MacLeod, who has led investor relations at Saudi Aramco since 2017, told the Financial Times that he was unaware of the ban and had passed through two Indian airports while openly carrying the phone without being stopped by security.

Narendra Singh Rawat, a Chamoli police officer, confirmed MacLeod’s arrest. Rawat stated that the executive had carried the phone “by mistake.”

MacLeod stated that he purchased the device legally in the UK in 2017 for personal use and carried it with him while travelling in the Saudi desert in case of an emergency in remote areas with poor mobile phone signal.

“It was a frightening place and a highly traumatic experience, where I was in a communal cell with long-term prisoners who had committed very serious crimes,” said MacLeod.

MacLeod, who complied with authorities, claimed that his friends secured his release from jail by posting bail on his behalf. He couldn’t leave the nation, though, until after a court hearing on July 27, when he pleaded guilty and paid a Rs 1,000 ($12) fine.

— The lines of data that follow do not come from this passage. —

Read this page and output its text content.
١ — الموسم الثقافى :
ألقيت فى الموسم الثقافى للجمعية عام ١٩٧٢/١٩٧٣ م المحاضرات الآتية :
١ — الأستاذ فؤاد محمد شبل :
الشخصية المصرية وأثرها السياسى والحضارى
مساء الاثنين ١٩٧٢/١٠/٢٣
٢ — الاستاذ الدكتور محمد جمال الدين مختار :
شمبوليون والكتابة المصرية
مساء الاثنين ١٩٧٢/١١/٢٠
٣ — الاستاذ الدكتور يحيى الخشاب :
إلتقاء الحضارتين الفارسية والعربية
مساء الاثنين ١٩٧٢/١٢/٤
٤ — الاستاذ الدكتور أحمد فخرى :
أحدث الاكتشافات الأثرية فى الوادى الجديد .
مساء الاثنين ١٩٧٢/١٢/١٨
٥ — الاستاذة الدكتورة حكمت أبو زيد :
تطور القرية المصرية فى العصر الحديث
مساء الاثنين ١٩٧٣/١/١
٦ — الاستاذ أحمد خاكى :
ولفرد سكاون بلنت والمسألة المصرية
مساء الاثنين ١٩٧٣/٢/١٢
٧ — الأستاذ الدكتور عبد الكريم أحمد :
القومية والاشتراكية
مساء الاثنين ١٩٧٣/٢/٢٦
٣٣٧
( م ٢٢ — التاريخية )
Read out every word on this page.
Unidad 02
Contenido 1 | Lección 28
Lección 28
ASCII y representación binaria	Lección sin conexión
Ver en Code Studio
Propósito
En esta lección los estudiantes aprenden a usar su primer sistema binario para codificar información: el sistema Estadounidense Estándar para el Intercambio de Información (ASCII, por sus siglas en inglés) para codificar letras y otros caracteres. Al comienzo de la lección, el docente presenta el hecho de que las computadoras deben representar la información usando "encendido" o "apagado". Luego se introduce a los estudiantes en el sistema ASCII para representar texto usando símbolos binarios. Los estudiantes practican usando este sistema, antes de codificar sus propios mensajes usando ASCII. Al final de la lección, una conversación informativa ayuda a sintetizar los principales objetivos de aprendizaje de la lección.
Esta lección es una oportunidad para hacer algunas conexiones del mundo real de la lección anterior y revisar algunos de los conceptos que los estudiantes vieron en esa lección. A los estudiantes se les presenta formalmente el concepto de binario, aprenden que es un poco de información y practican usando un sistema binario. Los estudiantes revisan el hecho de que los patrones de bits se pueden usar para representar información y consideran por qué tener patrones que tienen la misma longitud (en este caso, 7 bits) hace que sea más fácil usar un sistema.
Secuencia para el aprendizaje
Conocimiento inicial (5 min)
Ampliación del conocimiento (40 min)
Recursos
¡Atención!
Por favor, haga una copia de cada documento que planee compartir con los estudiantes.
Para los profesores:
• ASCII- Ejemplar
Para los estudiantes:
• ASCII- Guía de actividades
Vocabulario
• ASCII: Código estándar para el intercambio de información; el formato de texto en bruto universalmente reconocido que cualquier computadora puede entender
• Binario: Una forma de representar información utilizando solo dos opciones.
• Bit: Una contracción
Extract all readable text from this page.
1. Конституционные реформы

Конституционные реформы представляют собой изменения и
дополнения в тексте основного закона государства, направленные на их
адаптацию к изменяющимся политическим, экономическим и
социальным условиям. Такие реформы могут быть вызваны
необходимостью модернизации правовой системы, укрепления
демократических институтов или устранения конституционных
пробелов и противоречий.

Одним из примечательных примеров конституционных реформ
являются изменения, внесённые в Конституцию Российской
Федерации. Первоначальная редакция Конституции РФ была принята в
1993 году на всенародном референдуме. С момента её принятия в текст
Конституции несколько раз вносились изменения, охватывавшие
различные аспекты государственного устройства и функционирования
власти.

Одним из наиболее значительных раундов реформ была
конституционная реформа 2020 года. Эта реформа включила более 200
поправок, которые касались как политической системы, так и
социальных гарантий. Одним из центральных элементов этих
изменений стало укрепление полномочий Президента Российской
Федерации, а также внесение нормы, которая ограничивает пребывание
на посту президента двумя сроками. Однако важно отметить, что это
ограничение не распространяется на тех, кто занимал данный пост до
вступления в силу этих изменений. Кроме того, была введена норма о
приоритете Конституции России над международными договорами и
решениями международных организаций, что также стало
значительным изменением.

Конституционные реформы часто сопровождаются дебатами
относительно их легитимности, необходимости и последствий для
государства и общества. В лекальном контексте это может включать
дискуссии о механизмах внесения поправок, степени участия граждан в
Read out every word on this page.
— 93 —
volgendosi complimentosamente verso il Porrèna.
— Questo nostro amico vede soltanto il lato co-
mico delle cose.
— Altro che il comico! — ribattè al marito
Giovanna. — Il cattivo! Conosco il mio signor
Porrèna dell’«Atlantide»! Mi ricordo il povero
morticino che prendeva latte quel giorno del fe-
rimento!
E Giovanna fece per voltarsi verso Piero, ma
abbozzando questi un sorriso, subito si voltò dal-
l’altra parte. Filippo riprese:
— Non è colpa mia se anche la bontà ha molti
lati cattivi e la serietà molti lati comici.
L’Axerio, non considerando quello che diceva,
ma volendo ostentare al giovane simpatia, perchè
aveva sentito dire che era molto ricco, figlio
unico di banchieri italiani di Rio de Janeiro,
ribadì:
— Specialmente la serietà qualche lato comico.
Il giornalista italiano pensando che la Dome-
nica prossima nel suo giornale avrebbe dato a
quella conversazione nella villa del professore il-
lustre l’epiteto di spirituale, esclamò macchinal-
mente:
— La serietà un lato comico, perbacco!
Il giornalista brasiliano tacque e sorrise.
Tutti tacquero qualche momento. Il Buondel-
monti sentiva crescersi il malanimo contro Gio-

This comes at a time when Saudi Arabia seeks to strengthen ties with India, which is becoming an increasingly important buyer of Saudi crude oil as the country’s middle class expands. MacLeod, who previously worked as the head of investor relations at BP and as an oil analyst at Deutsche Bank, was hired by Saudi Aramco to help professionalise its operations and management structures ahead of its historic IPO in 2019.